I think it would be unfair to call the systems used by Pagès and Jurgensen mere workarounds, though. They represent compromises with the inherent disadvantages of the detent escapement but so in a sense does the co-axial escapement, which provides impulse in two directions, and draw, but which is also more complex than the lever escapement and which only gives direct impulse in one direction. Designing an escapement for a stationary clock or gimbal-mounted marine chronometer is in some ways a simpler problem than for a wristwatch since you don’t have to worry about protecting against the almost constant jarring a wristwatch gets; the most extreme examples of how much precision you can get if you don’t have to worry about motion and physical shocks, are high precision pendulum clocks, some of which could keep time to within a second a year or better, but which had to be kept in special enclosures shielded from even minor vibrations (like passing road traffic) and which had pendulums that were electromagnetically impulsed, which also swung in a vacuum.

Every escapement, like any mechanical solution to a practical problem, represents a compromise between the ideal and the real and throughout the history of watchmaking, the difference between the two has grown smaller and smaller, but will never be entirely erased. Enthusiasts love to argue the minute differences in precision required by various chronometric standards, like the COSC chronometer standard, or the Master Chronometer certification, or Rolex’s Superlative Chronometer standard but in practice, such differences turn out to be almost unnoticeable and in a modern, precision-manufactured industrial watch, we are still getting in many cases performance that represents what horologists in the past would have expected only from precision pendulum clocks or boxed chronometers.

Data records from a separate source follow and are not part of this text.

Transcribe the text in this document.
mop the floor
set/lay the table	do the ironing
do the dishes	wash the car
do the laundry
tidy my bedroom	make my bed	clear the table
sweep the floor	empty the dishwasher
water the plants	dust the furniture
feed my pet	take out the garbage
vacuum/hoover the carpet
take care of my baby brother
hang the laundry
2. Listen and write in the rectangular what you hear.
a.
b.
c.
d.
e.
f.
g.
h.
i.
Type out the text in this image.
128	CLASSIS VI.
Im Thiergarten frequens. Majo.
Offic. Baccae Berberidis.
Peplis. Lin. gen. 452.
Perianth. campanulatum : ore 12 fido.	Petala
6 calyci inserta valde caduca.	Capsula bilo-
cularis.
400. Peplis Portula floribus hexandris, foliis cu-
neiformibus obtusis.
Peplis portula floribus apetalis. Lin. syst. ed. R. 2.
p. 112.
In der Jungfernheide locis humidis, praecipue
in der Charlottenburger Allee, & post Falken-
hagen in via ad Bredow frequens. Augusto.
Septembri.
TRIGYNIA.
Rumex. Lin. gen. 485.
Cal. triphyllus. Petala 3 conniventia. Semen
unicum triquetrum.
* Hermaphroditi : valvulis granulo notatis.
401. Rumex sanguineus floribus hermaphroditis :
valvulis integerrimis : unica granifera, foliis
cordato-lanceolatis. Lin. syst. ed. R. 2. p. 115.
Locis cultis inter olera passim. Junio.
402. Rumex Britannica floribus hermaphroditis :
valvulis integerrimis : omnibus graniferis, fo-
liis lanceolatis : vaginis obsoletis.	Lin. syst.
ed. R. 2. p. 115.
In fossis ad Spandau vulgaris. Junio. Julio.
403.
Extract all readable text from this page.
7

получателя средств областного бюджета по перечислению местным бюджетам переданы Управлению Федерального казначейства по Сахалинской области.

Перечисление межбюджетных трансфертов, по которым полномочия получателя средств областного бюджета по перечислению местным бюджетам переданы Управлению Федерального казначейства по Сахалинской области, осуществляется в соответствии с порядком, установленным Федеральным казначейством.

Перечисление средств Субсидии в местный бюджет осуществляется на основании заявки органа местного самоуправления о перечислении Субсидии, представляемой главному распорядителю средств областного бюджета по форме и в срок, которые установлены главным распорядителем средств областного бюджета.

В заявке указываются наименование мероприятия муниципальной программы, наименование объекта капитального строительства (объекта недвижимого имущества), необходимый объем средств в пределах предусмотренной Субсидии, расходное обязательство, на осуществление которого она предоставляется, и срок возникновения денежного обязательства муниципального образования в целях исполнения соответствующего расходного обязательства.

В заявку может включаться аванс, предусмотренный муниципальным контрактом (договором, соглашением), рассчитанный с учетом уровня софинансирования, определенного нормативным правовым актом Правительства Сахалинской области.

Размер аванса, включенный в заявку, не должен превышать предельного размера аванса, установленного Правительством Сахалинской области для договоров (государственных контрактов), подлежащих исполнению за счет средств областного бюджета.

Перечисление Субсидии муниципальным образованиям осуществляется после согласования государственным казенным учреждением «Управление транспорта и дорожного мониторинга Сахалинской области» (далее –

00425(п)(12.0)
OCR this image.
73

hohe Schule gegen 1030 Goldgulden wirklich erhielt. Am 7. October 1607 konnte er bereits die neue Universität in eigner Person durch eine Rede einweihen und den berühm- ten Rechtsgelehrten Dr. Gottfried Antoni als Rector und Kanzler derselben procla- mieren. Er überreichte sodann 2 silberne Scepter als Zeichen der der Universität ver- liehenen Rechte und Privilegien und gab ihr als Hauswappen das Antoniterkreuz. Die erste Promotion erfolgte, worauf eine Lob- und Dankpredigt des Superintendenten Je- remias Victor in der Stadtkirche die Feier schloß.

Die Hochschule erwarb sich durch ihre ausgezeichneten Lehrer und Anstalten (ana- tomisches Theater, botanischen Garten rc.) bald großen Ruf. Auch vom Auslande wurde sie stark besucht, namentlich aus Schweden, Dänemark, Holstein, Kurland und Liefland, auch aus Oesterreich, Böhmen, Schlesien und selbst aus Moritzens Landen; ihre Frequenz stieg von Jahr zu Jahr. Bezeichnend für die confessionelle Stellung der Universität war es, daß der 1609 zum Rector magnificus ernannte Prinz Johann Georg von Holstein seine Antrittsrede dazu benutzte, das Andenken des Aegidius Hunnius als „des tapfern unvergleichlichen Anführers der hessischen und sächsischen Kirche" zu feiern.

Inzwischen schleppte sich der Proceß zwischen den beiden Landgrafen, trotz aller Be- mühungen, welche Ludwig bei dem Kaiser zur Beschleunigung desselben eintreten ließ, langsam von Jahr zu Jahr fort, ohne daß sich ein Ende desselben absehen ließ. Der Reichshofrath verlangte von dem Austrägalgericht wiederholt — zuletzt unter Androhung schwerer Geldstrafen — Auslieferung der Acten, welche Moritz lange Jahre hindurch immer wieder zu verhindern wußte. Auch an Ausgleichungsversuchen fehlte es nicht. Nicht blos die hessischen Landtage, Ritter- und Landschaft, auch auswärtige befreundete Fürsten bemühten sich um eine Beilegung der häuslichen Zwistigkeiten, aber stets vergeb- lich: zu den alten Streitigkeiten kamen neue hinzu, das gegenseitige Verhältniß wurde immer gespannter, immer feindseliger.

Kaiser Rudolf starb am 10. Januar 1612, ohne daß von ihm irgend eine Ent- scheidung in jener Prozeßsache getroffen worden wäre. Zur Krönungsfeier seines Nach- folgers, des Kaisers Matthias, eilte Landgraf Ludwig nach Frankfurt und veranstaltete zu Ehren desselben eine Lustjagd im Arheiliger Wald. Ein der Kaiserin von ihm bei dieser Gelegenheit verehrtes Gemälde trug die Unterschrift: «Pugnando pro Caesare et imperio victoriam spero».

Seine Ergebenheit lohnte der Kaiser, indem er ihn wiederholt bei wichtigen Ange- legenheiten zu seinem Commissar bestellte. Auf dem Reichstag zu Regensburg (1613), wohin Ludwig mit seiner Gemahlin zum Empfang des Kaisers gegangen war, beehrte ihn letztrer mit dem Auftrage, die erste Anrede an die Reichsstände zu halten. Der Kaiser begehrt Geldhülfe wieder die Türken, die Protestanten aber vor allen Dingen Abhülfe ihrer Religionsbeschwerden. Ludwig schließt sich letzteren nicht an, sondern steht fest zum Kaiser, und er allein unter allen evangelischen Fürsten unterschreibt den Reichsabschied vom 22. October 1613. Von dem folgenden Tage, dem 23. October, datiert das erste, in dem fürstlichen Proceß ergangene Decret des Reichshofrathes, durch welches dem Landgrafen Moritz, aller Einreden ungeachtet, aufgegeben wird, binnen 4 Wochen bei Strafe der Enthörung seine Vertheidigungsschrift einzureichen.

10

This, however, doesn’t mean that experiments like those from Pagès or Urban Jurgensen, with the detent escapement, or those from watchmakers adapting the natural escapement to the wristwatch, are without interest; such work gives modern watchmaking badly needed variety and evidence of the continued ingenuity being applied to some of watchmaking’s oldest problems. The barriers to wider adoption of detent escapements in wristwatches are at this point, perhaps less practical and more to do with the already excellent performance provided by the modern lever escapement, whose behavior is well known and whose design has been refined for over 250 years. If I were an independent watchmaker, I would find experimenting with escapement design irresistible and although I don’t think there is any reason to expect anything to dethrone the lever escapement in terms of practicality and ubiquity any time soon, and such experiments are of inestimable value in preventing watchmaking from stagnating creatively.